A new report finds Texas is set to overtake California in battery storage as US installs hit a record 57.6 GWh in 2025, up 30% year-over-year.
According to the US Energy Storage Market Outlook Q1 2026 from the Solar Energy Industries Association (SEIA) and Benchmark Mineral Intelligence, installations are now four times higher than totals from just three years ago.
The US had a total of 137 GWh of utility-scale storage installed as of 2025, plus 19 GWh of commercial and industrial systems and 9 GWh of residential storage.
Analysts expect the growth streak to continue. More than 600 GWh of energy storage is projected to be deployed nationwide by 2030, even as the Trump administration targets clean energy industries.
Two-thirds of utility-scale storage installed in 2025 was built in red states, including nine of the top 15 states for new installations. Texas is projected to surpass California as the country’s largest battery storage market in 2026.
Standalone battery projects accounted for nearly 30 GWh of new capacity in 2025, while solar-plus-storage installations made up about 20 GWh. Residential storage deployments reached 3.1 GWh last year, a 51% increase year-over-year. Analysts say virtual power plant programs in states such as Massachusetts, Texas, Arizona, and Illinois are helping drive adoption by reducing costs and easing strain during peak demand periods.

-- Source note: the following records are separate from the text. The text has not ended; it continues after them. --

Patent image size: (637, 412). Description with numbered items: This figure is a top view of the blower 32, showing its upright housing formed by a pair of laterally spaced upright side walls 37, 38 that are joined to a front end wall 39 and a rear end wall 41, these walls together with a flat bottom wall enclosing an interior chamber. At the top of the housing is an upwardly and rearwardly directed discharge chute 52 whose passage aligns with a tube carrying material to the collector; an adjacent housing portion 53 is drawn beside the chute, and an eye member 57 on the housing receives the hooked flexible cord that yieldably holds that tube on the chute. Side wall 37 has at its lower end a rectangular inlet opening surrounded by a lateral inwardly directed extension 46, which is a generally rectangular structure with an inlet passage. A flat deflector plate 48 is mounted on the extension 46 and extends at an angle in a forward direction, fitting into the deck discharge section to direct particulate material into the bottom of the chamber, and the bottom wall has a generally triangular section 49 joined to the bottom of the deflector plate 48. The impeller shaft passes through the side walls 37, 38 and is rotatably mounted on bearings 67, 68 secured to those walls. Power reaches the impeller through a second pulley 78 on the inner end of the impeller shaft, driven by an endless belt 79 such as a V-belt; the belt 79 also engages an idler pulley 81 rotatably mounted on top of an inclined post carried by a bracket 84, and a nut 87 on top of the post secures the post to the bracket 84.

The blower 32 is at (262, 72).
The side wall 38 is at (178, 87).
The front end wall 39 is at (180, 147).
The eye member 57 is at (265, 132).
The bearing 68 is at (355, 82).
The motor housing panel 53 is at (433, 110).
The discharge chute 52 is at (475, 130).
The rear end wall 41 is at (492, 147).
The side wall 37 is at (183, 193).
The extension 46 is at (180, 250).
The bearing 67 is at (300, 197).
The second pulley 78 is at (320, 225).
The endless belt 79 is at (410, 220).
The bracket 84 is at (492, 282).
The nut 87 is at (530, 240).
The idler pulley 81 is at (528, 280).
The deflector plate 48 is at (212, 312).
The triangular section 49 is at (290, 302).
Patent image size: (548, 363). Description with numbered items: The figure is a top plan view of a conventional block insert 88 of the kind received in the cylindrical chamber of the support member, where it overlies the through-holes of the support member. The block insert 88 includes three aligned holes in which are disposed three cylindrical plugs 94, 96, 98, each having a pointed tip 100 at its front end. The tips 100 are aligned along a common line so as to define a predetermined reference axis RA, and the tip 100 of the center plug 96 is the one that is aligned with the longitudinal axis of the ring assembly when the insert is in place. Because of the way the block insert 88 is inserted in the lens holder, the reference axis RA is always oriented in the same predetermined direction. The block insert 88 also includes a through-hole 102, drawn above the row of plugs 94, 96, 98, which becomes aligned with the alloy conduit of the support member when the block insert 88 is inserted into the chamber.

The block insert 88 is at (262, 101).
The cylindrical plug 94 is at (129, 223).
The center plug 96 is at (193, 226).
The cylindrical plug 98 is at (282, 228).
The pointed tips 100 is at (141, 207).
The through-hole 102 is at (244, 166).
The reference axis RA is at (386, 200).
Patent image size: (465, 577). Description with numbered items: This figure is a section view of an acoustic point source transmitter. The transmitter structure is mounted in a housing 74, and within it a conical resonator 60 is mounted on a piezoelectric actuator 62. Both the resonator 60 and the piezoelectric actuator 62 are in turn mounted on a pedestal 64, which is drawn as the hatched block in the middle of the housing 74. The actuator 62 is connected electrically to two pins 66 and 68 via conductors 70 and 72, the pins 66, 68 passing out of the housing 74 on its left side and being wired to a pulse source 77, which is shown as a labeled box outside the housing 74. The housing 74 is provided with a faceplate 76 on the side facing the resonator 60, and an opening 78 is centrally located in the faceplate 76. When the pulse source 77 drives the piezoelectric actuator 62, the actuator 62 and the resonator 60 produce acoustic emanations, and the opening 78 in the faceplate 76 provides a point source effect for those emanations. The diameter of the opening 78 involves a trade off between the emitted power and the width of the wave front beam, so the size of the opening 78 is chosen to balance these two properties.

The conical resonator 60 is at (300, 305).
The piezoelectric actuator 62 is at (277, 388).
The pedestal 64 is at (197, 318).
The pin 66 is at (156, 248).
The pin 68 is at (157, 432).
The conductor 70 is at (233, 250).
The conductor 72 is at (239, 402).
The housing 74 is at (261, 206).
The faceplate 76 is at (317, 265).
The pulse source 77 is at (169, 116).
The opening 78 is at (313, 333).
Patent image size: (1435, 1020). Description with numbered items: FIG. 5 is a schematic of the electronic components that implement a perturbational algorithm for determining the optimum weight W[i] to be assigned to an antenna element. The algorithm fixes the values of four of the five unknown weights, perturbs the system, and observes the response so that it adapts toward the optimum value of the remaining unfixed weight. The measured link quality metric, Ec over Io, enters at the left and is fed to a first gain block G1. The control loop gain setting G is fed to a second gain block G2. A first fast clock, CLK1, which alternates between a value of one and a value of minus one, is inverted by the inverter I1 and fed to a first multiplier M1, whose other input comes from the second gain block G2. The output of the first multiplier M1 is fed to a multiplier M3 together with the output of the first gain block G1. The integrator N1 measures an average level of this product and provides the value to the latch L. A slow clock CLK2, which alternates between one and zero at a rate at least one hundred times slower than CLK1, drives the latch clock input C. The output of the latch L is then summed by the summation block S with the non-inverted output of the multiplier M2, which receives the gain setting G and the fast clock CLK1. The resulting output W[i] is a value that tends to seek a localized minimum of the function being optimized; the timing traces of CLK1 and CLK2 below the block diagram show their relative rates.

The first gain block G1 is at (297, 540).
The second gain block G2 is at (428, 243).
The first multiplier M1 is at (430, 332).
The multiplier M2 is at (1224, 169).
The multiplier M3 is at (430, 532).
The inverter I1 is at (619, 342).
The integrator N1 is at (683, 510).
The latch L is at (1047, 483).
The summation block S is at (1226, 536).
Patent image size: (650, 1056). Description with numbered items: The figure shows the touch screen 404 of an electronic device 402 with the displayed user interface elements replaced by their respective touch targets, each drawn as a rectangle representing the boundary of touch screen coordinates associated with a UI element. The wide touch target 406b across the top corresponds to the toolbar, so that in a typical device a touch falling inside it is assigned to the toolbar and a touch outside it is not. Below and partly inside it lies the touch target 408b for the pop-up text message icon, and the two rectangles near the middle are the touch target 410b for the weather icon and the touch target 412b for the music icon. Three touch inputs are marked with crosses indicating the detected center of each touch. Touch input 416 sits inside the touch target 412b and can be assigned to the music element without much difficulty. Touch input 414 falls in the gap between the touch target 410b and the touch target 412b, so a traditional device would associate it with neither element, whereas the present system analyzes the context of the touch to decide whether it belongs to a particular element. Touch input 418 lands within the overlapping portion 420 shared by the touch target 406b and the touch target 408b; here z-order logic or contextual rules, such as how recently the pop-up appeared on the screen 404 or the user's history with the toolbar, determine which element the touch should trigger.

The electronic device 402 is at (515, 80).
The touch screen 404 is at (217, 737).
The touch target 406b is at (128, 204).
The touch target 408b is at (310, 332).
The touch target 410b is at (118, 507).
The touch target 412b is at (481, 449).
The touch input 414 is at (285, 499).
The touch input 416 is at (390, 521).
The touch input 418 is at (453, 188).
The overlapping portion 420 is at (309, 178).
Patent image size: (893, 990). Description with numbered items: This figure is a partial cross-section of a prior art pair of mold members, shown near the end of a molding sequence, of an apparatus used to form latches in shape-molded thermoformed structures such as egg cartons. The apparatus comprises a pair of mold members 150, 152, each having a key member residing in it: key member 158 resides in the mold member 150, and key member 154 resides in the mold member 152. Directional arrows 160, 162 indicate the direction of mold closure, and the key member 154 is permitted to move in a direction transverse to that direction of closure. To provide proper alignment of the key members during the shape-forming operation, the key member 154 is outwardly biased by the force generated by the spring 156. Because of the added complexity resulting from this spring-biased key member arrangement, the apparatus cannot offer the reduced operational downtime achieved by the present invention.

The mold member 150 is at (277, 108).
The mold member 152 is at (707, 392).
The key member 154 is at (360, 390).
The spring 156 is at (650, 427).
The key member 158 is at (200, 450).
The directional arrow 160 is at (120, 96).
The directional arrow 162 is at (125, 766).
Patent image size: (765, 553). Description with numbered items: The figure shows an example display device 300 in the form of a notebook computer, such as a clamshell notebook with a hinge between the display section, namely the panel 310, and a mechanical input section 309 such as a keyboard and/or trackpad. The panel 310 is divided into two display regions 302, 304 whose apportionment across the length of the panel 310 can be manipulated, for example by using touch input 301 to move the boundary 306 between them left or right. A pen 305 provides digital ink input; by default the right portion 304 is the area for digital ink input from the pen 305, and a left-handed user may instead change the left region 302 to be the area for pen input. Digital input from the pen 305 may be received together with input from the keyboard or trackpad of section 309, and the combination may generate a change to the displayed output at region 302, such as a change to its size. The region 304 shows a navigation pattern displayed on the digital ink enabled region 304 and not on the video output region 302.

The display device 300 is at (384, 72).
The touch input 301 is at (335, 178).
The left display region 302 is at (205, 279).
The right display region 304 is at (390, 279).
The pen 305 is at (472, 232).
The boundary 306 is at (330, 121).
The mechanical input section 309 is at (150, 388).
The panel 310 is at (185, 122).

The supply chain is shifting to support the boom. In 2025, some battery cell manufacturers pivoted production from EV batteries to dedicated stationary storage cells, converting existing lines and adjusting future plans. Lithium-ion cell manufacturing for stationary storage reached more than 21 GWh in 2025, enough to power Houston overnight, according to SEIA’s Solar and Storage Supply Chain Dashboard. Meanwhile, US factories now have the capacity to manufacture 69.4 GWh of battery energy storage systems annually.
SEIA interim president and CEO Darren Van’t Hof said, “Deployment is rising fast, but without a course correction from federal actions targeting the industry, Americans will face higher electricity prices and a less resilient energy system.”
Benchmark Minerals research head Iola Hughes added, “At a time of rising electricity demand, driven in part by the growth of data centers and AI infrastructure, energy storage will be critical to ensuring the grid can scale reliably and efficiently.”
Electrek’s Take
The numbers confirm what grid operators and developers have been saying for the past two years: storage isn’t just growing, it’s becoming essential infrastructure. The scale of installations now rivals major generation buildouts, and the fact that growth is accelerating even amid policy uncertainty shows how strong underlying demand is.
The political geography is also telling. With most new capacity landing in red states, storage can no longer be viewed as a partisan climate solution but rather as a reliability and cost tool that utilities simply can’t ignore. If projections hold, reaching 600 GWh by 2030 would put the US firmly in an era where batteries are a core pillar of the electricity system rather than a niche add‑on.